When the machines read your book
The Bookseller on the stands in London this morning reports that Bowker -- the ProQuest-owned US ISBN agency and publishing research firm -- is in final talks for a partnership with a company called Trajectory.
The aim at Bowker is to offer authors and small publishers a new way to generate book recommendations for their readers.
Trajectory, based in Boston and founded in 2012, is also in talks with major retail and distribution companies. It has worked with many of them in developing this new approach to the discoverability challenge for both commercial and library settings.
Trajectory has developed a machine-based process that for the first time in history is able to recommend related books based on a variety of proprietary algorithms.
That's Trajectory's c.e.o. Jim Bryant (pictured, left), formerly with Sony's Data Discman.
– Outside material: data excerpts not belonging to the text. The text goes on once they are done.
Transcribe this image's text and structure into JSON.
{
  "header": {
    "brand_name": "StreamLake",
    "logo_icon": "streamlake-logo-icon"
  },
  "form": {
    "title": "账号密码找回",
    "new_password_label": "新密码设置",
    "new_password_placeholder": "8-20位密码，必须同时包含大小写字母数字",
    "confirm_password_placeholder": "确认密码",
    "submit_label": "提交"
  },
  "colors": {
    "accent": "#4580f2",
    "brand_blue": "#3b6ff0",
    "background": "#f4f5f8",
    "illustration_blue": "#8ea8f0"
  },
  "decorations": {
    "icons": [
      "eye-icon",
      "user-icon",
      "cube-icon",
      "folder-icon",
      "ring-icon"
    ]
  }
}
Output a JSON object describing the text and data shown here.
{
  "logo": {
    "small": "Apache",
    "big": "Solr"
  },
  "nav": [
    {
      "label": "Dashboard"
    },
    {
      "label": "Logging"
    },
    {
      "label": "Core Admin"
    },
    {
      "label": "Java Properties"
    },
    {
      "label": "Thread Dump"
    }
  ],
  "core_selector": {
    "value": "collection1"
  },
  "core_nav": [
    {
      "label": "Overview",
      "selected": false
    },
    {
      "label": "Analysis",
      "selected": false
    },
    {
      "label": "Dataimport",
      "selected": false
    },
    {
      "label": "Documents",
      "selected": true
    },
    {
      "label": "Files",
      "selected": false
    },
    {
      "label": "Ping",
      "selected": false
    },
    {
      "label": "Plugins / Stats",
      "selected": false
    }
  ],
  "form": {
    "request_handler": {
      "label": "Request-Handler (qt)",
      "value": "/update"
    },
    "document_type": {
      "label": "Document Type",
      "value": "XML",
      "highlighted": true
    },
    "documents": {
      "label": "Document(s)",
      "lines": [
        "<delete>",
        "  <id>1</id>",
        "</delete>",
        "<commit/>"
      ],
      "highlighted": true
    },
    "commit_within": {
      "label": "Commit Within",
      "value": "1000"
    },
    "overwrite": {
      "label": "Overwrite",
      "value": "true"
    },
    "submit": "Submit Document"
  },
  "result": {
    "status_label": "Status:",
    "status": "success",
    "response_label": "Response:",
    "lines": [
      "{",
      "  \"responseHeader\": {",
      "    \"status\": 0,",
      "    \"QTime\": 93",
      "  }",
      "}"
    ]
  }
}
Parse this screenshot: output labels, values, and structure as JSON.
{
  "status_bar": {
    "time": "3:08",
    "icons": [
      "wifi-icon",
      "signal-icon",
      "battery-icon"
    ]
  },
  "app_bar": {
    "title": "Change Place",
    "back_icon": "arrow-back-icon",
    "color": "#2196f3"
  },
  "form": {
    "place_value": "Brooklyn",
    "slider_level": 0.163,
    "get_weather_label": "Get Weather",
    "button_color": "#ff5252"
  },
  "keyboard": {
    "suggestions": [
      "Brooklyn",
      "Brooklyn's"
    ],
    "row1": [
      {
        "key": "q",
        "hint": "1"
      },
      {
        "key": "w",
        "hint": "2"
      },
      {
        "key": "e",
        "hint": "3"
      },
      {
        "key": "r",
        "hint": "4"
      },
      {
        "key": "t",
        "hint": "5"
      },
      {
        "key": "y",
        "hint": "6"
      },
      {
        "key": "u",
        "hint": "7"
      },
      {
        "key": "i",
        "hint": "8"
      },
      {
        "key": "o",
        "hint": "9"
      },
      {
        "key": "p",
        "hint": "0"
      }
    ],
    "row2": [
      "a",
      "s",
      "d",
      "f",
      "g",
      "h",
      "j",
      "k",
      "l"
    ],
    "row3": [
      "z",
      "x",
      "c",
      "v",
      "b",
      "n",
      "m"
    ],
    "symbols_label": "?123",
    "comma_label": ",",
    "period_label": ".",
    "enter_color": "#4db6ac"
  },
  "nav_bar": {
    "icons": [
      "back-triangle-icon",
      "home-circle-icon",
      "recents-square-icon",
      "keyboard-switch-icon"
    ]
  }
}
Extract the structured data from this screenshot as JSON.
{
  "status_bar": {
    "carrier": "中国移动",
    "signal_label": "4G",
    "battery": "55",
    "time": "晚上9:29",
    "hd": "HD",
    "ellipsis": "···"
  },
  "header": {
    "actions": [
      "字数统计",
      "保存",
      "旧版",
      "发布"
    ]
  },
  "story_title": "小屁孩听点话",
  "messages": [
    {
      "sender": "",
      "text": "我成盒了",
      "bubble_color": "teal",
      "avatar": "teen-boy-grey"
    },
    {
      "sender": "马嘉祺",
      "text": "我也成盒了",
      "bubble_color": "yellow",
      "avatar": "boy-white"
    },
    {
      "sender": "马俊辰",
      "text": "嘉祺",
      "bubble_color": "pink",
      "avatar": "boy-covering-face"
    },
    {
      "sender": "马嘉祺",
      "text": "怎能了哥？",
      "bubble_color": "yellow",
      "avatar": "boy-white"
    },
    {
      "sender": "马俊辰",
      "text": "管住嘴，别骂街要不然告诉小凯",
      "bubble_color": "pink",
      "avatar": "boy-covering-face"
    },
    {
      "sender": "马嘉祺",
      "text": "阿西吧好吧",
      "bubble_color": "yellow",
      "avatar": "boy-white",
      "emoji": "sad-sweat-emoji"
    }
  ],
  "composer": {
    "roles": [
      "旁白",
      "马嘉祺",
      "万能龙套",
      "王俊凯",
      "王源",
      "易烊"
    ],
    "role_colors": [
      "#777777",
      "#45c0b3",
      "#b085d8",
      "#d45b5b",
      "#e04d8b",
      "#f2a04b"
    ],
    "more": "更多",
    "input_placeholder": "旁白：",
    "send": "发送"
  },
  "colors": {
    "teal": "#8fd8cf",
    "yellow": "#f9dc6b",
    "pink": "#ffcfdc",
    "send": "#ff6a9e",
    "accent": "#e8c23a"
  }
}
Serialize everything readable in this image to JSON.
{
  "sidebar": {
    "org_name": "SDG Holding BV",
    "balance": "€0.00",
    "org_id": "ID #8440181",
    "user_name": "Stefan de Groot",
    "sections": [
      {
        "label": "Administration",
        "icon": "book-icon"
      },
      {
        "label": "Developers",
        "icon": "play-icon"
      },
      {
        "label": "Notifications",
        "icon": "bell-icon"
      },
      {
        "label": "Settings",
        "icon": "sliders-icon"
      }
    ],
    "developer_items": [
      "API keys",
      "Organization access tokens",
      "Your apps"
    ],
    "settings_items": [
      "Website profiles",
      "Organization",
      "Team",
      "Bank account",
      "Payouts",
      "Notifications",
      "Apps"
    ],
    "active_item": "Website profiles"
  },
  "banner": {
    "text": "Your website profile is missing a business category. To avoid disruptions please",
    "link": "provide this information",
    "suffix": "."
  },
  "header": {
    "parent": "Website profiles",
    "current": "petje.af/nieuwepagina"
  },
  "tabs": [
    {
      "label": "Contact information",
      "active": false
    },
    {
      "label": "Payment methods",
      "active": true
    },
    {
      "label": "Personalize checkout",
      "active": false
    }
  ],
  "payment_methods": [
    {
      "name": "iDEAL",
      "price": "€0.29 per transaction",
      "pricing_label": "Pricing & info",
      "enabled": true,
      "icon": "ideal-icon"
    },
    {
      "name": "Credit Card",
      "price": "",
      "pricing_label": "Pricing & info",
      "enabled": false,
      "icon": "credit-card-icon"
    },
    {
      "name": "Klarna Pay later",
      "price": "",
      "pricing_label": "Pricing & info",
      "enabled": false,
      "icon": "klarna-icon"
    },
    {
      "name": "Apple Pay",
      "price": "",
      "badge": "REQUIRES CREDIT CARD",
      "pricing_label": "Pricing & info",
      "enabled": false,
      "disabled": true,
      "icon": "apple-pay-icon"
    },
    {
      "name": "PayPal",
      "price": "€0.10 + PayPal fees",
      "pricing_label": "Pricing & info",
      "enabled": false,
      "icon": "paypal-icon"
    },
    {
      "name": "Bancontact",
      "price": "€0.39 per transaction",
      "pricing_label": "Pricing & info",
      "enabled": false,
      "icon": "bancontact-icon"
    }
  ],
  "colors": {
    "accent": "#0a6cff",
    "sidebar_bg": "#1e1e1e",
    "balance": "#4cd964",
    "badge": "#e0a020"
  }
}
Bryant and his partner Scott Beatty -- who with Bryant created InfoPlease.com, which they sold to Pearson -- this week are meeting with potential clients and partners: retailers and distributors.
And what they're discussing is a process that begins with a form of "machine learning."
- A book is loaded into Trajectory's system.
- Automated "Natural Language Processing" (NLP) parses the text, "reading' and categorizing the data.
- When an analysis of the book's key elements is made, the book's characteristic profile, its "personality," is exposed.
- Then search algorithms find matches to the book within the growing database.
- Those matches generate recommendations.
This is numbers applied to words, a series of mathematical interpretations of textual data based in techniques of vector space modeling; "term frequency-inverse document frequency"; cosine similarity; and least squares. If the Trajectory textual analysis programming and algorithms are implemented deeply and widely, its executive team says that a new mode of discoverability will soon be at hand. The company has referred to this at times as a "grace note for ebooks."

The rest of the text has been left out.